L’Oriente: i profumi tra medicina e zen

Rimasto per secoli ai confini del mondo conosciuto, per tutti gli europei l’Estremo Oriente ha sempre rappresentato un luogo misterioso e affascinante, fonte di meraviglie di ogni genere: dagli aromi ai fiori, alle sete e alle merci più preziose.

Nel Medioevo, tutte le conoscenze che si avevano in Europa del lontano Catai, l?odierna Cina, si basavano sulle memorie di Marco Polo, raccolte in un libro intitolato Il Milione. Parlavano di civiltà sconosciute dai tesori favolosi, ricche di prodotti ricercatissimi dai mercanti occidentali, come aromi e spezie. Il libro fu copiato a mano per due secoli e dal 1477 ha continuato a essere stampato in molte lingue, alimentando a tal punto la leggenda che Cristoforo Colombo partì alla ricerca di una nuova via per raggiungere questi luoghi favolosi.

La storia dello stretto rapporto tra profumi, aromi, fiori e cultura orientale giunge a noi attraverso miti e leggende di grande poesia e suggestione.

Secondo un detto cinese, le ragazze più belle della Cina hanno un corpo molto profumato. Per questo motivo si usava dare alle figlie, sin dall’età di due o tre  anni, delle bevande aromatiche nella speranza che crescessero belle e profumate.

Le tre grandi bellezze della Cina erano Xiang Fei, Yang Kuei-fei e Hsi Shih. Oltre che per la loro straordinaria bellezza, queste donne erano famose per il profumo ricco e delicato del loro corpo, perché “un corpo che emana un odore gradevole” è molto apprezzato in Cina.

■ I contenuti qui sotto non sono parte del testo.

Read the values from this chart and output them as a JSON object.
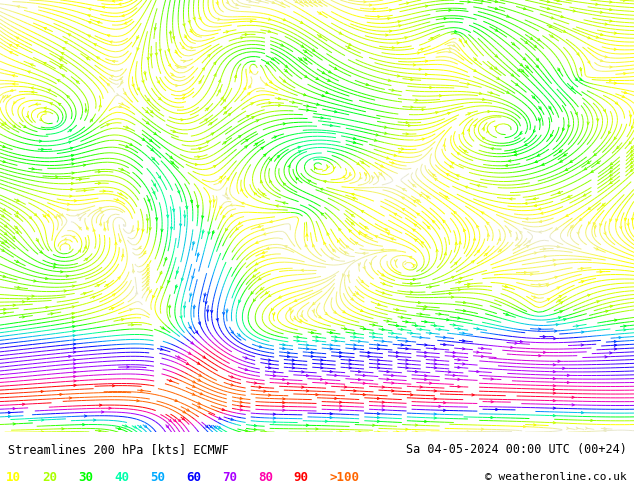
{
  "title_left": "Streamlines 200 hPa [kts] ECMWF",
  "title_right": "Sa 04-05-2024 00:00 UTC (00+24)",
  "copyright": "© weatheronline.co.uk",
  "legend_values": [
    "10",
    "20",
    "30",
    "40",
    "50",
    "60",
    "70",
    "80",
    "90",
    ">100"
  ],
  "legend_colors": [
    "#ffff00",
    "#aaff00",
    "#00ff00",
    "#00ffaa",
    "#00aaff",
    "#0000ff",
    "#aa00ff",
    "#ff00aa",
    "#ff0000",
    "#ff6600"
  ],
  "background_color": "#ffffff",
  "fig_width": 6.34,
  "fig_height": 4.9
}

La formula della “pozione di bellezza” profumata viene descritta nell’antico libro “Mille Rimedi d’Oro”: è fatta di olio essenziale estratto dalle foglie essiccate di patchouli.

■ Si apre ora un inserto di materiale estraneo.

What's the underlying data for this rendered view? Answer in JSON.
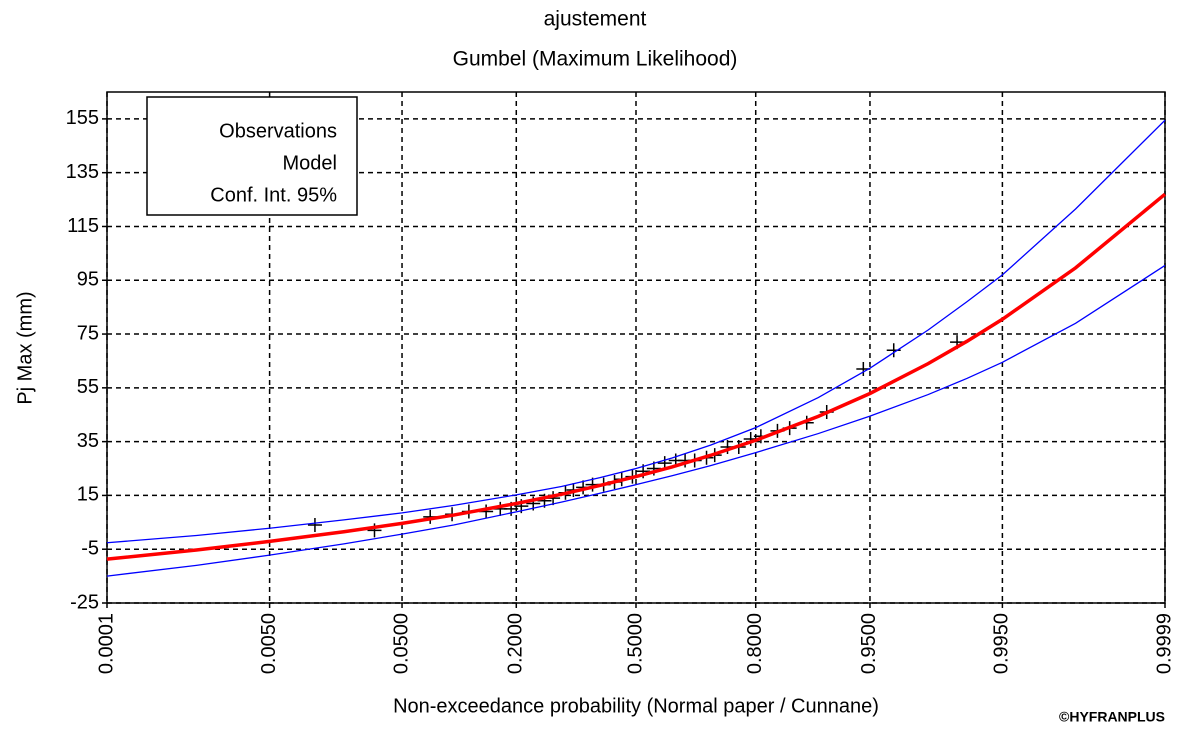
{
  "chart_data": {
    "type": "line",
    "title": "ajustement",
    "subtitle": "Gumbel (Maximum Likelihood)",
    "x_label": "Non-exceedance probability (Normal paper / Cunnane)",
    "y_label": "Pj Max (mm)",
    "credit": "©HYFRANPLUS",
    "xscale": "normal",
    "xlim": [
      0.0001,
      0.9999
    ],
    "xticks": [
      0.0001,
      {
        "value": 0.005,
        "label": "0.0050"
      },
      {
        "value": 0.05,
        "label": "0.0500"
      },
      {
        "value": 0.2,
        "label": "0.2000"
      },
      {
        "value": 0.5,
        "label": "0.5000"
      },
      {
        "value": 0.8,
        "label": "0.8000"
      },
      {
        "value": 0.95,
        "label": "0.9500"
      },
      {
        "value": 0.995,
        "label": "0.9950"
      },
      0.9999
    ],
    "ylim": [
      -25,
      165
    ],
    "yticks": [
      -25,
      -5,
      15,
      35,
      55,
      75,
      95,
      115,
      135,
      155
    ],
    "grid": true,
    "legend": "upper left",
    "series": [
      {
        "name": "Observations",
        "color": "#000000",
        "marker": "+",
        "x": [
          0.012,
          0.033,
          0.074,
          0.098,
          0.12,
          0.146,
          0.17,
          0.19,
          0.21,
          0.235,
          0.26,
          0.28,
          0.31,
          0.33,
          0.355,
          0.38,
          0.41,
          0.44,
          0.46,
          0.49,
          0.52,
          0.55,
          0.58,
          0.61,
          0.635,
          0.66,
          0.69,
          0.71,
          0.74,
          0.765,
          0.79,
          0.81,
          0.84,
          0.86,
          0.885,
          0.91,
          0.945,
          0.965,
          0.988
        ],
        "values": [
          4,
          2,
          7,
          8,
          9,
          9,
          10,
          10,
          11,
          12,
          13,
          14,
          16,
          17,
          18,
          19,
          19,
          20,
          21,
          22,
          24,
          25,
          27,
          28,
          28,
          28,
          29,
          30,
          33,
          33,
          36,
          37,
          39,
          40,
          42,
          46,
          62,
          69,
          72
        ]
      },
      {
        "name": "Model",
        "color": "#ff0000",
        "x": [
          0.0001,
          0.001,
          0.005,
          0.02,
          0.05,
          0.1,
          0.2,
          0.3,
          0.4,
          0.5,
          0.6,
          0.7,
          0.8,
          0.9,
          0.95,
          0.98,
          0.99,
          0.995,
          0.999,
          0.9999
        ],
        "values": [
          -8.7,
          -5.3,
          -2.1,
          1.5,
          4.6,
          7.7,
          12.0,
          15.4,
          18.7,
          22.0,
          25.6,
          29.9,
          35.5,
          44.4,
          52.9,
          64.0,
          72.3,
          80.5,
          99.6,
          127.0
        ]
      },
      {
        "name": "Conf. Int. 95%",
        "color": "#0000ff",
        "x": [
          0.0001,
          0.001,
          0.005,
          0.02,
          0.05,
          0.1,
          0.2,
          0.3,
          0.4,
          0.5,
          0.6,
          0.7,
          0.8,
          0.9,
          0.95,
          0.98,
          0.99,
          0.995,
          0.999,
          0.9999
        ],
        "values": [
          -2.6,
          0.1,
          2.8,
          5.9,
          8.5,
          11.3,
          15.2,
          18.3,
          21.6,
          25.0,
          28.9,
          33.7,
          40.2,
          51.4,
          62.3,
          76.5,
          87.0,
          97.0,
          121.5,
          154.5
        ],
        "lower": [
          -15.0,
          -11.0,
          -7.2,
          -3.0,
          0.6,
          4.0,
          8.9,
          12.5,
          15.8,
          19.0,
          22.3,
          26.1,
          30.9,
          38.0,
          44.5,
          52.5,
          58.5,
          64.5,
          79.0,
          100.5
        ]
      }
    ]
  }
}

Un’antica favola cinese decanta le virtù mistiche della fragranza di telosma cordata: “C’era una volta un gruppo di guerrieri che aveva assediato un castello nemico. Al crepuscolo si diffuse nell’aria un profumo dolce che placò i sentimenti aggressivi dei guerrieri. Il mattino seguente i guerrieri abbandonarono il castello e si ritirarono”. Questo dolce profumo era la fragranza di telosma cordata.

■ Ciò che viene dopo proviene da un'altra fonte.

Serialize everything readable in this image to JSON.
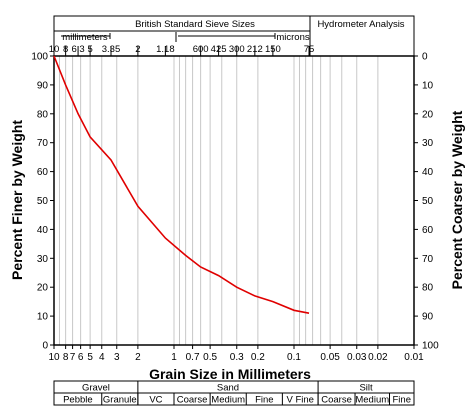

Il Giappone offre una gran varietà di profumi: il profumo dei fiori di ciliegio che cadono in primavera, o ancora quelli dei boschi nei pressi dei templi shintoisti o buddisti come l’aroma dell’incenso (koh in giapponese) protagonista del Koh-do. Senza dimenticare poi il profumo del tè verde, la bevanda più diffusa nel paese. Dolce e amara allo stesso tempo, questa infusione rappresenta una vera e propria istituzione in Giappone, la cerimonia del tè.

Grandi distese di camelie s’incontrano procedendo in molti parchi: con l’arrivo della primavera fioriscono e il loro profumo dolce e fresco si diffonde intorno. Aria pura, acqua limpida e buon riso maturo. Sono questi i fattori che influenzano la bellezza di una donna secondo la disciplina Zen. I canoni della bellezza giapponese non sono cambiati nei secoli: la tradizione vuole la figura femminile pallida e snella, con lunghi capelli di seta, ingentilita da un buon portamento e dalla perfetta conoscenza dell’ikebana, l’arte dei fiori.

Sotto la loro pelle di loto le donne giapponesi nascondono la bellezza più intima, dote preziosa da proteggere e rivelare lentamente, in un sensuale gioco di seduzione che attira molto più di quanto non possa fare la semplice ostentazione.
Nella “fiaba di Genji” Lady Kaoru emana un profumo celestiale. Quando lo scrittore giapponese Yasushi Inoue si recò a Kashgar e chiese agli abitanti più anziani del villaggio notizie su Xiang Fei, gli fu risposto che “il suo aroma corporeo era lo stupendo profumo del fiore di saso” (l’ulivo profumato).